The U.S. Department of Energy (DOE) recently announced the selection of the National Renewable Energy Laboratory (NREL) to lead a new project, for up to $3.5 million, with the goal of reducing the production costs of algae-based biofuels and bioproducts through improvements in algal biomass yields.

The project, “Rewiring Algal Carbon Energetics for Renewables (RACER),” aims to more than double the productivity of biofuel precursors from algae by making improvements at many stages of the process. These improvements include increasing algal cultivation productivity, optimizing biomass composition, and extracting and separating different types of algal lipids to reduce the cost for lipid upgrading to renewable diesel.

In addition to NREL, the project team includes members from Colorado State University (CSU), Colorado School of Mines, Arizona State University (ASU), POS Bio-Sciences, and Sapphire Energy. The team has chosen one highly promising algal species—Desmodesmus armatus—and will focus on fundamental cell carbon bioenergetics to most efficiently channel the carbon dioxide taken in from the atmosphere into useful intermediate products.
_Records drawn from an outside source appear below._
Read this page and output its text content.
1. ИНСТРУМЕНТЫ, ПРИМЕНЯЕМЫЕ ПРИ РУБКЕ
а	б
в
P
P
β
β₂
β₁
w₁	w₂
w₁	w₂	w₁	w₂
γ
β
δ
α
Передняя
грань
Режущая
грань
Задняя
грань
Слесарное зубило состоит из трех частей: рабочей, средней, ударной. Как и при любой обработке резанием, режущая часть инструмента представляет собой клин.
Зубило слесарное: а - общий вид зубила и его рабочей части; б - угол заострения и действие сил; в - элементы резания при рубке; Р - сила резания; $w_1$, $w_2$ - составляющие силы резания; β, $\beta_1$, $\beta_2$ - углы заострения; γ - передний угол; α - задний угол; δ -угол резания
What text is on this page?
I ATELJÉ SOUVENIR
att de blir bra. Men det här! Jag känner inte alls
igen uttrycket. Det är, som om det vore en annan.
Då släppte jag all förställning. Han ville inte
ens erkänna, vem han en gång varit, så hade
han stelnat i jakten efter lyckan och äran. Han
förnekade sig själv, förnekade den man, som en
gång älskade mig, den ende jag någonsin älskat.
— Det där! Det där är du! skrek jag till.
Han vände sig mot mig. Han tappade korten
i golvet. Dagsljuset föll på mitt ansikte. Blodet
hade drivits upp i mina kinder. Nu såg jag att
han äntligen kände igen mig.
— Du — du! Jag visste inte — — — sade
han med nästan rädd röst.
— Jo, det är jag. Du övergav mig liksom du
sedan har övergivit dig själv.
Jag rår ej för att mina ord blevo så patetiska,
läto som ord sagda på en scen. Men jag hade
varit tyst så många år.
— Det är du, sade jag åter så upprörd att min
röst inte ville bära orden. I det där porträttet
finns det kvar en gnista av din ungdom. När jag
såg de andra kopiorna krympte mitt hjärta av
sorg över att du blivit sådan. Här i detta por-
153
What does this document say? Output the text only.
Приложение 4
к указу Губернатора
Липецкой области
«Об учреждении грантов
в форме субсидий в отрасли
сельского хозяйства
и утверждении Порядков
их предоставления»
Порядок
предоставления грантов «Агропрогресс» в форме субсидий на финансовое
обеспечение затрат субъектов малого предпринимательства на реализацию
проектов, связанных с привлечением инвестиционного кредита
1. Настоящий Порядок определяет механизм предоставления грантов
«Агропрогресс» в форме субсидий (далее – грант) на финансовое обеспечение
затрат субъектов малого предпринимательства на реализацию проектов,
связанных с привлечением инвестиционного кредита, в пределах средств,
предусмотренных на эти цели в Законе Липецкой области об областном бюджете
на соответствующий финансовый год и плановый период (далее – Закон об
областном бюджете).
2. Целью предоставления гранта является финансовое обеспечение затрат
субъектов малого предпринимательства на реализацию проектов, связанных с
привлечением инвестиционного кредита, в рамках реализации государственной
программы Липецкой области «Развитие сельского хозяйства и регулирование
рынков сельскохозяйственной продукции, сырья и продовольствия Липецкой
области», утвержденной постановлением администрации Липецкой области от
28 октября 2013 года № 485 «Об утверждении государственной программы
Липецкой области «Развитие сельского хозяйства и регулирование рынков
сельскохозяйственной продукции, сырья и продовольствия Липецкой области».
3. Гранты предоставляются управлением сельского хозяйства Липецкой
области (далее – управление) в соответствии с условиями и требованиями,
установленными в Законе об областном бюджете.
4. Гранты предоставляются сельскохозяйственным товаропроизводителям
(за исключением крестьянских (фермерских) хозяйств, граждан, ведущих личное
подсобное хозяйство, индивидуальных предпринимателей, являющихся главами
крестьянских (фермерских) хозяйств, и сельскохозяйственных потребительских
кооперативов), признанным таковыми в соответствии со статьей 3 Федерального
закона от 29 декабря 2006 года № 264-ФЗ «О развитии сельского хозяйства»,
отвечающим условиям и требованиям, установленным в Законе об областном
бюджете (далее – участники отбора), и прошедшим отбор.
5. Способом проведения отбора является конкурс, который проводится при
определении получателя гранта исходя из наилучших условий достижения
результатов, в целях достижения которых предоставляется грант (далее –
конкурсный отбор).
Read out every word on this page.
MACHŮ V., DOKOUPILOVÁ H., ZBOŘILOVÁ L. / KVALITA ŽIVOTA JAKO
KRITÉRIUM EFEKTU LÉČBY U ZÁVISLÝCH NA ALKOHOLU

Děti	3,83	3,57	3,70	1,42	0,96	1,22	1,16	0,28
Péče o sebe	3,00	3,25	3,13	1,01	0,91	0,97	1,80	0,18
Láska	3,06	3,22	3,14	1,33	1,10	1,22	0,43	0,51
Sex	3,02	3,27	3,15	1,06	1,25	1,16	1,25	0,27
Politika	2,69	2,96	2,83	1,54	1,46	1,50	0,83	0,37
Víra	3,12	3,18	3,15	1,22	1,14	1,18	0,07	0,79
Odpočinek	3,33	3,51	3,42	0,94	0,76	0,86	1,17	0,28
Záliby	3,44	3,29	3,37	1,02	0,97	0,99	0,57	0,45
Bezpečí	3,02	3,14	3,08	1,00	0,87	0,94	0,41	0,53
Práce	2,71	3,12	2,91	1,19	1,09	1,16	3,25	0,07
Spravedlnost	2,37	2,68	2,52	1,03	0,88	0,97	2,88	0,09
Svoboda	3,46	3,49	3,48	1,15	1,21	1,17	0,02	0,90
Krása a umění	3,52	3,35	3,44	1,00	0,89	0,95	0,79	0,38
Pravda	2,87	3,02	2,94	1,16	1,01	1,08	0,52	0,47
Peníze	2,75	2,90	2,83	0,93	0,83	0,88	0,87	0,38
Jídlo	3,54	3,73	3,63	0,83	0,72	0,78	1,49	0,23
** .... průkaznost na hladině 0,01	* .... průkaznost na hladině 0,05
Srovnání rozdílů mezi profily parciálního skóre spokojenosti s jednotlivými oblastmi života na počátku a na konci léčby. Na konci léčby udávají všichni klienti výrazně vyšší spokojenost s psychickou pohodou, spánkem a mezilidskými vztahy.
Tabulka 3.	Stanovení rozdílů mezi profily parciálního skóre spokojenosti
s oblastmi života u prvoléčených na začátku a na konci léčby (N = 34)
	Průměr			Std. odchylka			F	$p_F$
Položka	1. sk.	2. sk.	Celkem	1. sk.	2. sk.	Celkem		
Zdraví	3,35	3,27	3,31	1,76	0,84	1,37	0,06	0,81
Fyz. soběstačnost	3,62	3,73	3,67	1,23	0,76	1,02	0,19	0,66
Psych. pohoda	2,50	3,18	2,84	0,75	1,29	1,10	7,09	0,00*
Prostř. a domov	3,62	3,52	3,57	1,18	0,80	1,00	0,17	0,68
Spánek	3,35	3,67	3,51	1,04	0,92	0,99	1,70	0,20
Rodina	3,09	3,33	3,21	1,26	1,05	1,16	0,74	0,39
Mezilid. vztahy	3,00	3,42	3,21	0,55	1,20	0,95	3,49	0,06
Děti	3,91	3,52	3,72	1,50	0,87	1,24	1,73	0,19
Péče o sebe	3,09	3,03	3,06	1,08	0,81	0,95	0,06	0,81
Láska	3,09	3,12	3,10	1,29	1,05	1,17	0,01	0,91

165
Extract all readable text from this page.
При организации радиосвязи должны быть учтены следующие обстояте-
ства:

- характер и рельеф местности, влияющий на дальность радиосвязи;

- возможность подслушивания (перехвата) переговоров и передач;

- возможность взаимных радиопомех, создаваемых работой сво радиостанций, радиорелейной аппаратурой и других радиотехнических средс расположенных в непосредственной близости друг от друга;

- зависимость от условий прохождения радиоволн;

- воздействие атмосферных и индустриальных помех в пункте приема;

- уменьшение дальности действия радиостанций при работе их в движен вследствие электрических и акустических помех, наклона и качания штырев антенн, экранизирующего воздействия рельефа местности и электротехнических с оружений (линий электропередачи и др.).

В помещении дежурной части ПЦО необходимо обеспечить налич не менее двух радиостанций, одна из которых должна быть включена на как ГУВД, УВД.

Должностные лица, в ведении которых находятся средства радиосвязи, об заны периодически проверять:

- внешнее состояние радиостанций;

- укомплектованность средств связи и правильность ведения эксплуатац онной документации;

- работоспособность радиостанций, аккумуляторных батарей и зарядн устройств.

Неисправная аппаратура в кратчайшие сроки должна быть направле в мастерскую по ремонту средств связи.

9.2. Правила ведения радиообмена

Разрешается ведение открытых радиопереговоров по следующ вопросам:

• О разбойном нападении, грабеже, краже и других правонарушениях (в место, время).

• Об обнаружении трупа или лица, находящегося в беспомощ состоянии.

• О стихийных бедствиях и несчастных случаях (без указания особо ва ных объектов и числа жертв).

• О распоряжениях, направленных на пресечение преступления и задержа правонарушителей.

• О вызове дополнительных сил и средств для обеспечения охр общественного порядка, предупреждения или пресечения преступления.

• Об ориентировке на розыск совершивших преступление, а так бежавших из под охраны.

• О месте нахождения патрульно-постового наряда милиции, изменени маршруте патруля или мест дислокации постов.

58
"We're excited to leverage the strengths of all our partners on this important project,” said NREL Senior Scientist Lieve Laurens. “From building on the work already done by Sapphire with the D. armatus strain to ASU’s manipulation of optimal outdoor conditions to CSU’s research to improve photosynthesis in the strain and fermentation of the sugars—each team member is playing an integral role.”

One approach NREL will be investigating is to look at both increasing the intracellular carbohydrate storage and reducing the excreted carbon in the vicinity of the cells. “All of the carbon that is excreted is not being assimilated and does not become biomass yield, representing significant losses that can be mitigated,” said Laurens. “We are going to try and stop that from happening with this organism so that the carbon will be internalized and assimilated into the sink—a sort of storage bucket—inside the cells, thus improving biomass yields and tailoring the biomass composition to be more amenable to fuel production.” The team will be supported by techno-economic and sustainability analysis to track progress against aggressive cost and life-cycle metrics of the portfolio of products produced.

This Bioenergy Technologies Office-funded project supports the office’s goal to develop technologies that are likely to succeed in producing 3,700 gallons of algal biofuel intermediate (or equivalent dry weight basis) per acre per year on an annualized average basis in an outdoor test environment by 2020.